— Чтобы не спалъ, не дремалъ, не курилъ и ни отъ кого не принималъ никакихъ вещей и подарковъ.
— А честь?
— И чтобы отдавалъ установленную честь господамъ проѣзжающимъ офицерамъ.
— Такъ. Садись.
Шаповаленко давно уже замѣтилъ ироническую улыбку вольноопредѣляющагося Фокина и потому выкрикиваетъ съ особенной строгостью:
— Вольный опредѣляющій! Кто же такъ встаетъ? Если начальство спрашиваетъ, то вставать надо швидко, какъ пружина. Что̀ есть знамя?
Вольноопредѣляющійся Фокинъ, съ университетскимъ значкомъ на груди, стоитъ передъ унтеръ-офицеромъ въ почтительной позѣ. Но его молодые сѣрые глаза искрятся веселой насмѣшкой.
— Знамя есть священная воинская хоругвь, подъ которой…
— Брешете!—сердито обрываетъ его Шаповаленко и ударяетъ памяткой по ладони.
— Нѣтъ, я говорю вѣрно,—упрямо, но спокойно говоритъ Фокинъ.
— Что̀-о!?. Если начальство говоритъ нѣтъ, значитъ нѣтъ!
— Посмотрите сами въ уставѣ.
— Якъ я унтеръ-офицеръ, то я и уставъ знаю лучше вашего.
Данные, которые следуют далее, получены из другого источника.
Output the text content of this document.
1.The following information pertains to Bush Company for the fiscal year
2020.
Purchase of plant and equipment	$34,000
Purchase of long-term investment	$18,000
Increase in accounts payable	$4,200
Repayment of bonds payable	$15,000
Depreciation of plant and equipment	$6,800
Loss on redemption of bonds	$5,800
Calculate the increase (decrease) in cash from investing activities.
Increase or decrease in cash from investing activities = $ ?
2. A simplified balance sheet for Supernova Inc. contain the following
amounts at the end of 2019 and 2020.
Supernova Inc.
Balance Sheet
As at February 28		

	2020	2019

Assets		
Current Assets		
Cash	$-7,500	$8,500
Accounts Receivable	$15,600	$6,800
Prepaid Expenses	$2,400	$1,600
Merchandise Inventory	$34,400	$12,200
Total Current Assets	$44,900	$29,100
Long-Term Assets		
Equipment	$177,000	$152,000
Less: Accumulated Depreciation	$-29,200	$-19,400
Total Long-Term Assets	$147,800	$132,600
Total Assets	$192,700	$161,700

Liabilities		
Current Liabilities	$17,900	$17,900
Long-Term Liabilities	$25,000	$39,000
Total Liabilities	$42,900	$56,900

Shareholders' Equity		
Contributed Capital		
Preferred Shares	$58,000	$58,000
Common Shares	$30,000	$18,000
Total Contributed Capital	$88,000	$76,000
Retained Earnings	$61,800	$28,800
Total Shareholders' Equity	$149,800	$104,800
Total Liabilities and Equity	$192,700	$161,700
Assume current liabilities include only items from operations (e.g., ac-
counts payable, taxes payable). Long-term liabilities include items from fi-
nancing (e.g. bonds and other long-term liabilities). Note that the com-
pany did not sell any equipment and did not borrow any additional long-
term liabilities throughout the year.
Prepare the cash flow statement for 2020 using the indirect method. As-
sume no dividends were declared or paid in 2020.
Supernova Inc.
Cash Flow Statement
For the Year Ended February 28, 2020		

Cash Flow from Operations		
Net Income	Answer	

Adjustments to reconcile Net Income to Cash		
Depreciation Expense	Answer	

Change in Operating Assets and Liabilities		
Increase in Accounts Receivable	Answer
Скаж-жите! Всякій вольный опредѣляющій задается на макароны. А можетъ, я самъ захочу податься въ юнкерское училище на обученіе? Почему вы знаете? Что̀ это такое за хоругь? Хе-руг-ва! А отнюдь не хоругь. Свяченая воинская херугва, въ родѣ какъ образъ.
— Шаповаленко, не спорь,—вмѣшивается Ромашовъ.—Продолжай занятія.